Es steht fest, dass die Juniorwahl Schüler und Lehrer gleichermaßen begeistert hat.

Klassenpaten gefunden

Die beiden Lehrkräfte Fr. Kurpiers und Hr. Kayser freuen sich gemeinsam mit ihren 16 Klassenpaten auf den ersten Startschuss im nächsten Schuljahr und die damit beginnende Testphase.

Das neue Klassenpatenkonzept „Paten-Mary“ steckt in den Startlöchern

Bericht von Christina Kurpiers

Ab dem kommenden Schuljahr 2017/18 wird am MGW ein neues Klassenpatenkonzept mit dem Namen „Paten-Mary“ umgesetzt. Schon seit diesem Schuljahr arbeiten die Kollegen Christina Kurpiers und Harald Kayser daran, ein Konzept auszuarbeiten und Schülerinnen und Schüler der Jahrgangsstufe 9 als Paten zu gewinnen. Die Klassenpaten für das nächste Schuljahr wurden bereits gefunden und freuen sich nun auf ihre Aufgabe, für die sie im Juni durch eine Fortbildung der Jugendhilfe „Mindful“ vorbereitet werden. Die beiden betreuenden Lehrkräfte wurden bereits auf einer speziellen Fortbildung auf ihre Aufgabe vorbereitet. Dank dieser werden die zukünftigen Patengenerationen direkt an der Schule ausgebildet werden können.
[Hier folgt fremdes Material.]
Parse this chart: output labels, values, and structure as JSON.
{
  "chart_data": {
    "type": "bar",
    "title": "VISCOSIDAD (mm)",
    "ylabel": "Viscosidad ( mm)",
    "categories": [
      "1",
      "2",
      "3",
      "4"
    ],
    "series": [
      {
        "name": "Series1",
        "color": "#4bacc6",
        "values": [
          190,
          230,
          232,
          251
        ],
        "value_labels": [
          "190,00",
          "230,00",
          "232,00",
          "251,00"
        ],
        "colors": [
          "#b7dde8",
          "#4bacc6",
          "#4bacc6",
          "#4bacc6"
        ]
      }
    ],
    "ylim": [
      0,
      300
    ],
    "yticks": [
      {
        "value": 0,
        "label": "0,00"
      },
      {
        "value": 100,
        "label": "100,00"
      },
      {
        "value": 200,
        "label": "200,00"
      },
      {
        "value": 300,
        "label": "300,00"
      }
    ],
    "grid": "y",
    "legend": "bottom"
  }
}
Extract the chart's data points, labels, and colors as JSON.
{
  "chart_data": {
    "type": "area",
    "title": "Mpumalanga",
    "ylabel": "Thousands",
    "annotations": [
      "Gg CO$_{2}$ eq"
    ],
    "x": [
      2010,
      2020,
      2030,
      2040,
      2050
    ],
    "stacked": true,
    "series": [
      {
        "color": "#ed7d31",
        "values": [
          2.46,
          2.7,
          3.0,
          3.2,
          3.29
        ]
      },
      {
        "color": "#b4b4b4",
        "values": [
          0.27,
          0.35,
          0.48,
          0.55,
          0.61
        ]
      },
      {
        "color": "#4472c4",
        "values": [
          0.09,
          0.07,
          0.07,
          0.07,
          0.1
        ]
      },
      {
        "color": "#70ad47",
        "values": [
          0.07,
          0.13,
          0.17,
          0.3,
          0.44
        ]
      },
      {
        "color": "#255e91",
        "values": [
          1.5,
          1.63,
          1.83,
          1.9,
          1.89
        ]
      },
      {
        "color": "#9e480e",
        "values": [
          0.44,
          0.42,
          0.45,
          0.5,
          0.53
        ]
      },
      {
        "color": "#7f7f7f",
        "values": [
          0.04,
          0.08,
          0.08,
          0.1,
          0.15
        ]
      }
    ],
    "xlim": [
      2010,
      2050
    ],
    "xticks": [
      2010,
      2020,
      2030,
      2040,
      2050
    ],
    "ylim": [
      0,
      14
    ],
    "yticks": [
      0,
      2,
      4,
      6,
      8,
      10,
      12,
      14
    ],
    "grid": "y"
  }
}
Die Schüler werden in der Jahrgangsstufe EF und Q1 die Schüler der Jahrgangsstufen 5 und 6 – jeweils vier Paten pro Klasse – begleiten und ihnen mit Rat und Tat zur Seite stehen, gerade in ihren ersten Monaten an der für sie neuen und großen Schule. Die Paten und ihre Klassen sehen sich regelmäßig einmal in der Woche und arbeiten zusammen an einem konstant guten Klassenklima, an Ideen für Klassenaktivitäten oder auch an der Lösung von auftretenden Problemen. Die Paten wiederum treffen sich regelmäßig einmal im Quartal – und je nach Bedarf – mit ihren betreuenden Lehrkräften und bekommen nicht nur Tipps, sondern auch konkrete Materialien an die Hand, die im Laufe der nächsten Zeit in einem Materialordner zusammengestellt und im Laufe der kommenden Schuljahre immer wieder ergänzt werden.